Contrairement à ce qu'a
affirmé l'UMP, ce vote négatif n'est pas la conséquence d'un
mauvais coup joué par les députés socialistes qui seraient entrés
au dernier moment pour faire basculer la majorité, mais bien d'un
rejet implicite d'une part de députés UMP. L'instauration de la
"double peine" (suspension de la connexion et maintien du
paiement de l'abonnement par l'internaute) en CMP a poussé à
l'abstention nombre de représentants UMP, expliquant la singulière
démobilisation de leur camp au moment du vote solennel. Il s'agit
donc bien d'un vote de rejet par l'Assemblée nationale, notamment en
raison de l'absence volontaire de députés UMP, et pas d'une
fourberie du groupe socialiste.
Dans la minute, Karoutchi et
Copé ont annoncé l'inscription de la loi à l'ordre du jour, dès
le retour des vacances parlementaires.
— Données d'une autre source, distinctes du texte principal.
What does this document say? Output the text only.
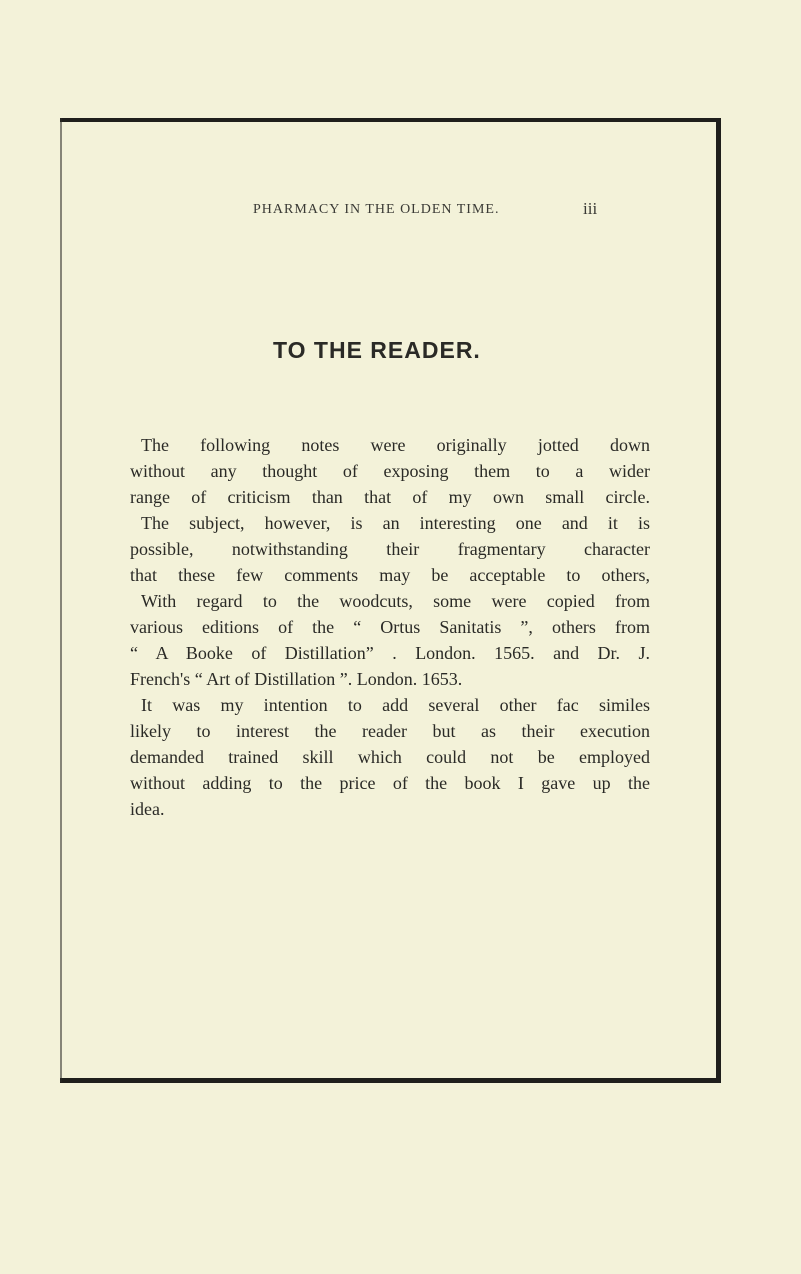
PHARMACY IN THE OLDEN TIME.	iii
TO THE READER.
The following notes were originally jotted down
without any thought of exposing them to a wider
range of criticism than that of my own small circle.
The subject, however, is an interesting one and it is
possible, notwithstanding their fragmentary character
that these few comments may be acceptable to others,
With regard to the woodcuts, some were copied from
various editions of the “ Ortus Sanitatis ”, others from
“ A Booke of Distillation” . London. 1565. and Dr. J.
French's “ Art of Distillation ”. London. 1653.
It was my intention to add several other fac similes
likely to interest the reader but as their execution
demanded trained skill which could not be employed
without adding to the price of the book I gave up the
idea.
Le rejet du texte par
l'Assemblée nationale, en vote solennelle et en séance plénière
s'avère dont n'être qu'une simple péripétie à laquelle
l'exécutif (Karoutchi) peut remédier en quelques instants et sans
aucun scrupule. Dès lors, souvenons nous qu'on nous a vendu la
révision constitutionnelle en prétendant qu'elle allait renforcer
le rôle du Parlement dans la Vème République et rions jaune. Après
le temps de parole guillotine, après le redécoupage électoral
organisé dans l'arrière cuisine du boucher Alain Marleix, voici un
nouveau mauvais coup porté au Parlement par ceux là même qui
prétendaient le remettre au centre du jeu institutionnel.
Il
faut aussi voir dans ce vote une conséquence de la Vème République
hyperprésidentielle. Les députés, à force d'être négligés, à
force de constater que tout se joue à l'Elysée et que les
divergences de points de vue qu'ils formulent y sont interprétées
comme des défiances, sont probablement lassés de se voir imposer
des arbitrages qu'ils n'approuvent par forcément. Souvenons nous du
précédent sur les OGM, où l'UMP avait été mis en minorité, où
Jean François Copé avait été tancé par le Président et où les
députés de la majorité lui avaient offert une standing ovation à
son retour. De tels blocages vont probablement se répéter car ils
caractérisent, eux aussi, la marginalisation du Parlement, dans un
système politique favorisant la centralisation des pouvoirs autour
d'un seul homme.
Saluons enfin une nouvelle victoire
pour le groupe socialiste à l'Assemblée : ce n'est que
l'aboutissement de près de 40 heures de débats sur le numérique.
Mais ce vote fait suite au report de la loi sur l'audiovisuel, à la
fronde des députés socialistes sur le temps de parole en séance.
L'opposition est bien présente à l'Assemblée.